We packed up the aquamarine biodiesel Datsun with beautiful produce as darkness crept upon us then headed home to wash up and start a campfire. That night we drank red wine and ate organic hot dogs with farm-fresh potatoes and the most beautiful butter lettuce I have ever seen. And for dessert, this cake. This cake. I can't say any more except this: Thea texted me the next day to tell me she'd eaten it for all three meals.
1 and 2/3 cup flour (I used locally grown and milled Community Grains’ Hard Amber Durham; I'd recommend Whole Wheat Pastry Flour or flour from your local mill)
3/4 teaspoon baking powder
1/2 teaspoon baking soda
1/2 teaspoon salt
1/2 cup (1 stick) unsalted butter, melted
1 cup, just shy, of raw cane sugar (I use Alter Eco’s Mascobado sugar)
1 large egg
4 ½ teaspoons lemon juice
1 cup half and half or heavy cream
1 Tablespoon vanilla extract
2 cups nasturtium petals (or other colorful edible flower petals)
Half of a red beet, washed and diced
1 cup (2 sticks or 230g) unsalted butter, softened to room temperature
3-4 cups raw cane sugar (again, I used Mascobado)*
3-4 Tablespoons corn starch*
1/4 cup heavy cream or half and half
2 teaspoons vanilla extract
salt, as needed
Preheat oven to 350F. Spray a 9-inch springform pan generously with nonstick spray and set aside.
Place the lemon juice in a glass measuring cup and add enough heavy cream or half and half to make 1 cup total liquid. Stir to combine and let stand for ten minutes (the mixture should begin to curdle making ‘buttermilk.’)

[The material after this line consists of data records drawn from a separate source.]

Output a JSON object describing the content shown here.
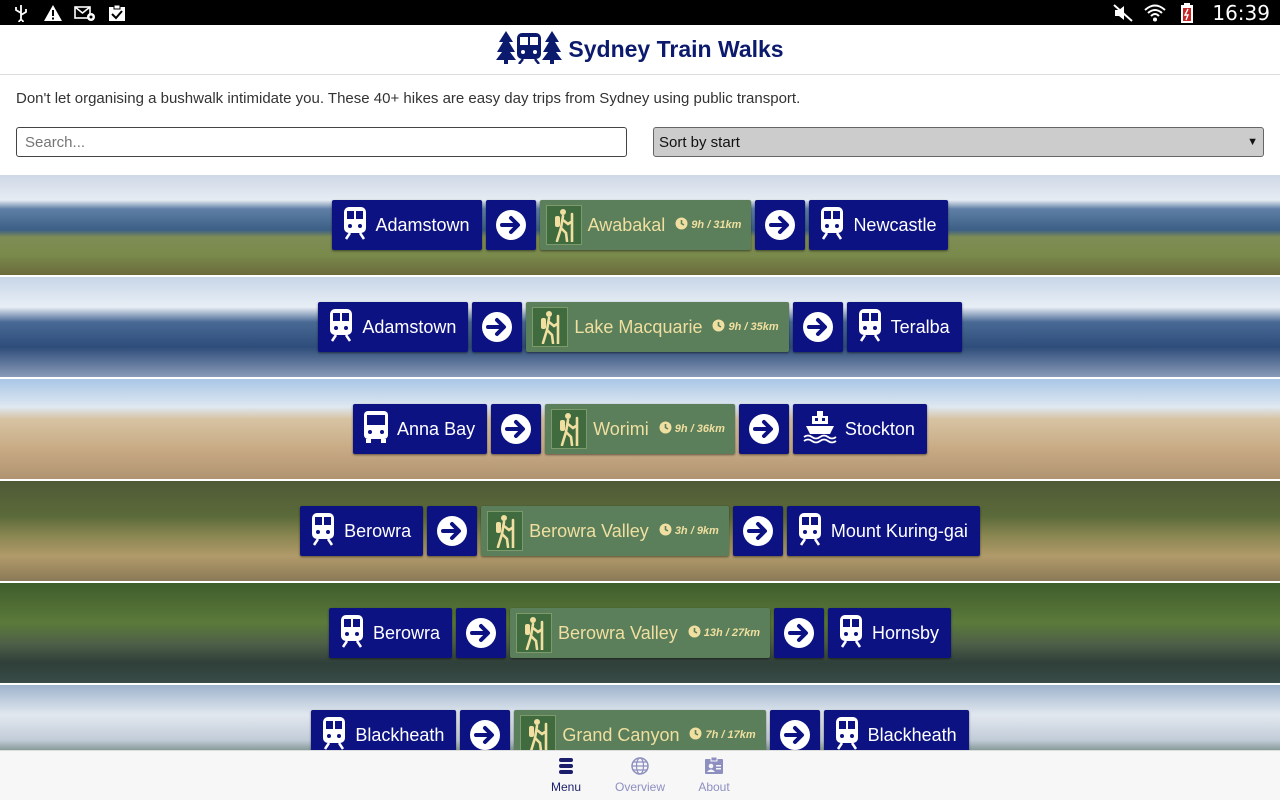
{
  "status": {
    "time": "16:39"
  },
  "app": {
    "title": "Sydney Train Walks"
  },
  "intro": "Don't let organising a bushwalk intimidate you. These 40+ hikes are easy day trips from Sydney using public transport.",
  "search": {
    "placeholder": "Search..."
  },
  "sort": {
    "selected": "Sort by start"
  },
  "walks": [
    {
      "start": "Adamstown",
      "start_icon": "train-icon",
      "walk": "Awabakal",
      "duration": "9h / 31km",
      "end": "Newcastle",
      "end_icon": "train-icon"
    },
    {
      "start": "Adamstown",
      "start_icon": "train-icon",
      "walk": "Lake Macquarie",
      "duration": "9h / 35km",
      "end": "Teralba",
      "end_icon": "train-icon"
    },
    {
      "start": "Anna Bay",
      "start_icon": "bus-icon",
      "walk": "Worimi",
      "duration": "9h / 36km",
      "end": "Stockton",
      "end_icon": "ferry-icon"
    },
    {
      "start": "Berowra",
      "start_icon": "train-icon",
      "walk": "Berowra Valley",
      "duration": "3h / 9km",
      "end": "Mount Kuring-gai",
      "end_icon": "train-icon"
    },
    {
      "start": "Berowra",
      "start_icon": "train-icon",
      "walk": "Berowra Valley",
      "duration": "13h / 27km",
      "end": "Hornsby",
      "end_icon": "train-icon"
    },
    {
      "start": "Blackheath",
      "start_icon": "train-icon",
      "walk": "Grand Canyon",
      "duration": "7h / 17km",
      "end": "Blackheath",
      "end_icon": "train-icon"
    }
  ],
  "nav": {
    "menu": "Menu",
    "overview": "Overview",
    "about": "About"
  }
}
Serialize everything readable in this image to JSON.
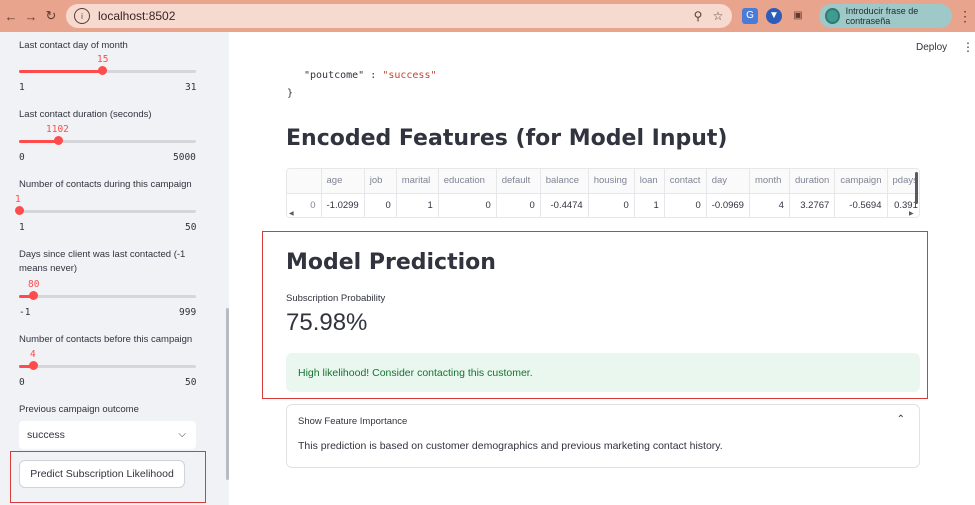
{
  "browser": {
    "url": "localhost:8502",
    "profile_label": "Introducir frase de contraseña"
  },
  "header": {
    "deploy_label": "Deploy"
  },
  "sidebar": {
    "sliders": [
      {
        "label": "Last contact day of month",
        "value": "15",
        "min": "1",
        "max": "31",
        "fraction": 0.467
      },
      {
        "label": "Last contact duration (seconds)",
        "value": "1102",
        "min": "0",
        "max": "5000",
        "fraction": 0.22
      },
      {
        "label": "Number of contacts during this campaign",
        "value": "1",
        "min": "1",
        "max": "50",
        "fraction": 0.0
      },
      {
        "label": "Days since client was last contacted (-1 means never)",
        "value": "80",
        "min": "-1",
        "max": "999",
        "fraction": 0.081
      },
      {
        "label": "Number of contacts before this campaign",
        "value": "4",
        "min": "0",
        "max": "50",
        "fraction": 0.08
      }
    ],
    "outcome_label": "Previous campaign outcome",
    "outcome_value": "success",
    "predict_button": "Predict Subscription Likelihood"
  },
  "json_view": {
    "key": "\"poutcome\"",
    "colon": ":",
    "value": "\"success\"",
    "close_brace": "}"
  },
  "encoded": {
    "title": "Encoded Features (for Model Input)",
    "columns": [
      "",
      "age",
      "job",
      "marital",
      "education",
      "default",
      "balance",
      "housing",
      "loan",
      "contact",
      "day",
      "month",
      "duration",
      "campaign",
      "pdays"
    ],
    "row": [
      "0",
      "-1.0299",
      "0",
      "1",
      "0",
      "0",
      "-0.4474",
      "0",
      "1",
      "0",
      "-0.0969",
      "4",
      "3.2767",
      "-0.5694",
      "0.391"
    ]
  },
  "prediction": {
    "title": "Model Prediction",
    "metric_label": "Subscription Probability",
    "metric_value": "75.98%",
    "success_message": "High likelihood! Consider contacting this customer."
  },
  "expander": {
    "title": "Show Feature Importance",
    "body": "This prediction is based on customer demographics and previous marketing contact history."
  },
  "colors": {
    "accent": "#ff4b4b",
    "highlight_border": "#d93a3a",
    "success_bg": "#e9f7ee",
    "success_text": "#177233"
  }
}
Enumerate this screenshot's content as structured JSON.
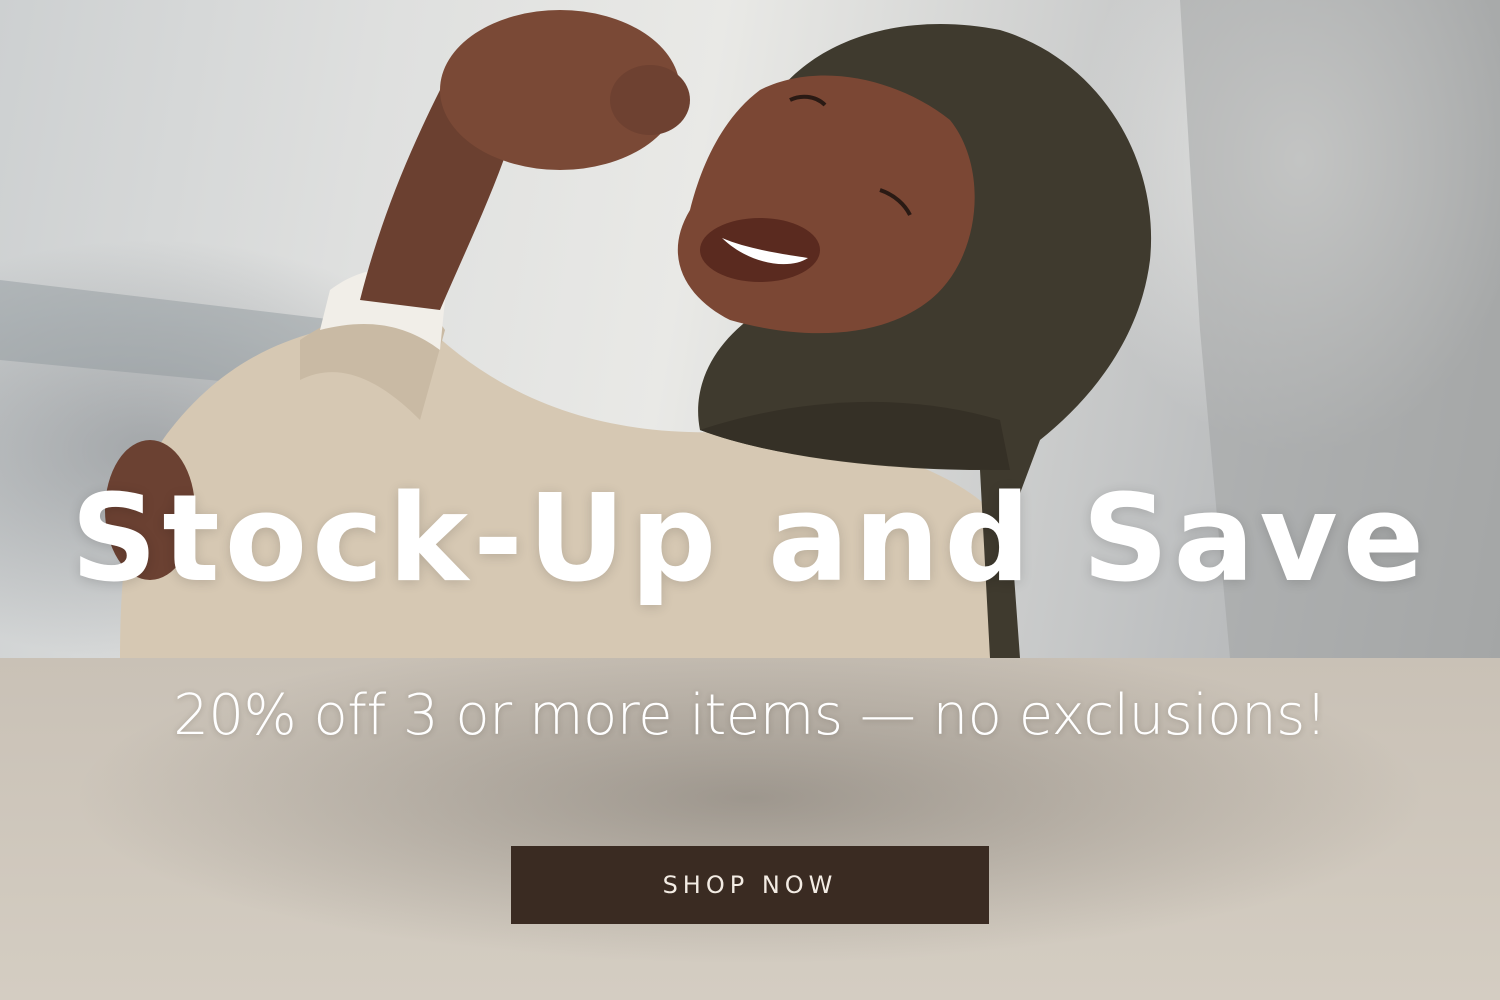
{
  "banner": {
    "headline": "Stock-Up and Save",
    "subheadline": "20% off 3 or more items — no exclusions!",
    "cta_label": "SHOP NOW"
  },
  "colors": {
    "cta_background": "#3a2b22",
    "band_background": "#d3cbbf",
    "text": "#ffffff",
    "hijab": "#3f3a2e",
    "blouse": "#d9cbb7"
  }
}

In a medium bowl, sift together the flour, baking powder, baking soda, and salt. Set aside. In a different medium bowl, whisk together the melted butter and sugar - mixture will be gritty. Whisk in egg, ‘buttermilk’, and vanilla extract until combined. Slowly mix in dry ingredients until no lumps remain. Batter will be thick. Gently fold in the nasturtium petals.
Spoon the batter into prepared cake pan and bake for about 33-37 minutes or until a toothpick inserted in the center comes out clean. Allow to cool
To make the frosting, cover the beet with water in a saucepan and boil until soft, then puree in a food processor. Set aside. Using a Vitamix or food processor, process the sugar and corn starch together until sugar is very fine, like powdered sugar. Beat softened butter on medium speed with stand mixer for 3 minutes until smooth and creamy. Add 3 cups powdered sugar, 1 Tablespoon heavy cream or half and half, and vanilla extract with the mixer running. Increase to high speed and beat for 3 minutes. Add more powdered sugar if frosting is too thin or more cream/half and half if mixture is too thick.
Frost cooled cake as desired and top with nasturtium petals and leaves. There may be leftover frosting depending how much you wish to use or eat as you’re frosting it :)
Cake stays fresh covered at room temperature or in the refrigerator for 5 days.